Arena closing adds to pressure on Barclays Center's junk bonds
The credit risk to Barclays Center in New York’s Brooklyn borough — closed due to the COVID-19 outbreak — is especially acute because its bonds were already junk, according to Moody’s Investors Service.
The arena opened in 2012. It hosts both National Basketball Association and National Hockey League games, although the NHL’s Islanders are moving back to their Nassau County roots in Uniondale, New York, full time as of this year's playoffs, if they are held and the team qualifies.
Professional sports leagues and the National Collegiate Athletic Association have suspended games due to the virus escalation. Also lost to Barclays Center was last week's Atlantic 10 men’s basketball championship tournament.
New York Gov. Andrew Cuomo announced last week the temporary ban on gatherings with more than 500 people, one of many actions aimed to contain the virus.
The suspension removes two critical revenue streams, according to Moody’s.
Moody’s in October downgraded the bonds to Ba1 from Baa3, affecting roughly $524.0 million of PILOT Revenue Bonds issued by the Brooklyn Arena Local Development Corp.
Moody’s cited the loss of the benefit derived from the reserve account established in May 2018 with a portion of the proceeds from the minority sale of the NBA’s Brooklyn Nets, the anchor tenant. In September 2019, Alibaba Group co-founder Joe Tsai purchased the remaining 51% stake in the Nets from Russian businessman Mikhail Prokhorov as well as full ownership in the arena.

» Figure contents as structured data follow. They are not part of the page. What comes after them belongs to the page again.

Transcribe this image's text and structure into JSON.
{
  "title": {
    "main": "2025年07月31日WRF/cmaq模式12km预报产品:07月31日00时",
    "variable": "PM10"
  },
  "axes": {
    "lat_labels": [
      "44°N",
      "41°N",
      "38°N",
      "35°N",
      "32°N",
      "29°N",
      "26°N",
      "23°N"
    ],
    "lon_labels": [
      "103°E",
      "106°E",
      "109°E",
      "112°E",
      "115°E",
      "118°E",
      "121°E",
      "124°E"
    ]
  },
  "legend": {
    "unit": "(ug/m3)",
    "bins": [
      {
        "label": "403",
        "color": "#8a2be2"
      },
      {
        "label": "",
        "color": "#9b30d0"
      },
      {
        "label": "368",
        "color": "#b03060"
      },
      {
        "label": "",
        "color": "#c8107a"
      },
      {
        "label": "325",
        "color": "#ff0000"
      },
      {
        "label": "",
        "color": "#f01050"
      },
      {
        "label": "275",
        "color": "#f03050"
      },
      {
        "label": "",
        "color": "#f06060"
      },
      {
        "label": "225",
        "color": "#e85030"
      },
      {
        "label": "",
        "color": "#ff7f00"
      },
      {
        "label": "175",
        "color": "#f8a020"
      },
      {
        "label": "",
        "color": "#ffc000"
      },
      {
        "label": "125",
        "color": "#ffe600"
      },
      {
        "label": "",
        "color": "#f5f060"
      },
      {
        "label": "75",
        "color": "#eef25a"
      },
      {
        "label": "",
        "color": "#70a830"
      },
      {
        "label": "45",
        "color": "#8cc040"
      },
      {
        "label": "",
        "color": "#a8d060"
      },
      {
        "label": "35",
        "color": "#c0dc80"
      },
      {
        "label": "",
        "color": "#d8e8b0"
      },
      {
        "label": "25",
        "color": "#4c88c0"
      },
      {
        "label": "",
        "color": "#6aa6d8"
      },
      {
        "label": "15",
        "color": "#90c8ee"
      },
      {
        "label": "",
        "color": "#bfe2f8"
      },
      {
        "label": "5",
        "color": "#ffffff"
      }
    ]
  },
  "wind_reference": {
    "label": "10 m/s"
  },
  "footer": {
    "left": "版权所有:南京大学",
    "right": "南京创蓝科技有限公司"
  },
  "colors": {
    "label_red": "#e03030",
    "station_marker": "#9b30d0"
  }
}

According to Moody’s, under the new licensing agreement signed at the time, more of the shared revenues, including naming rights, sponsorships, luxury suites and concession revenues, will go to the arena, which will help mitigate the financial impact of any game cancellations.
Revenues from non-Nets events will lost, however, through event cancellations. The building also hosts other events such as concerts, family events and other professional sports such as boxing and e-sports.
Ticket sales, more vulnerable to cancellations, go to the team.
According to Moody’s, some rated issuers, notably those for the Mets and Yankees baseball stadiums, could be less affected unless the virus outbreak lengthens. Citi Field and the latest iteration of Yankee Stadium opened in 2009, backed by Yankee Stadium LLC (Baa1 stable) and Queens Ballpark Co. LLC (Baa2 stable) bonds, respectively.
Major League Baseball canceled the remainder of spring training and delayed the start of the season for at least two weeks, to mid-April.
“April also typically has low attendance figures for most baseball teams given the colder weather at the outdoor stadiums,” Moody’s said.
“If the coronavirus outbreak is prolonged, however, it will ultimately result in lower revenues from ticket sales, the sole source of pledged revenues for Yankee Stadium LLC bondholders and one of the key sources of pledged revenues for the Mets, but not all ticket sales are pledged to Queens Ballpark Company LLC bondholders.”
Yankee Stadium also hosts games for Major League Soccer's New York City Football Club. MLS announced a 30-day suspension Thursday. Its regular season is scheduled to run into October.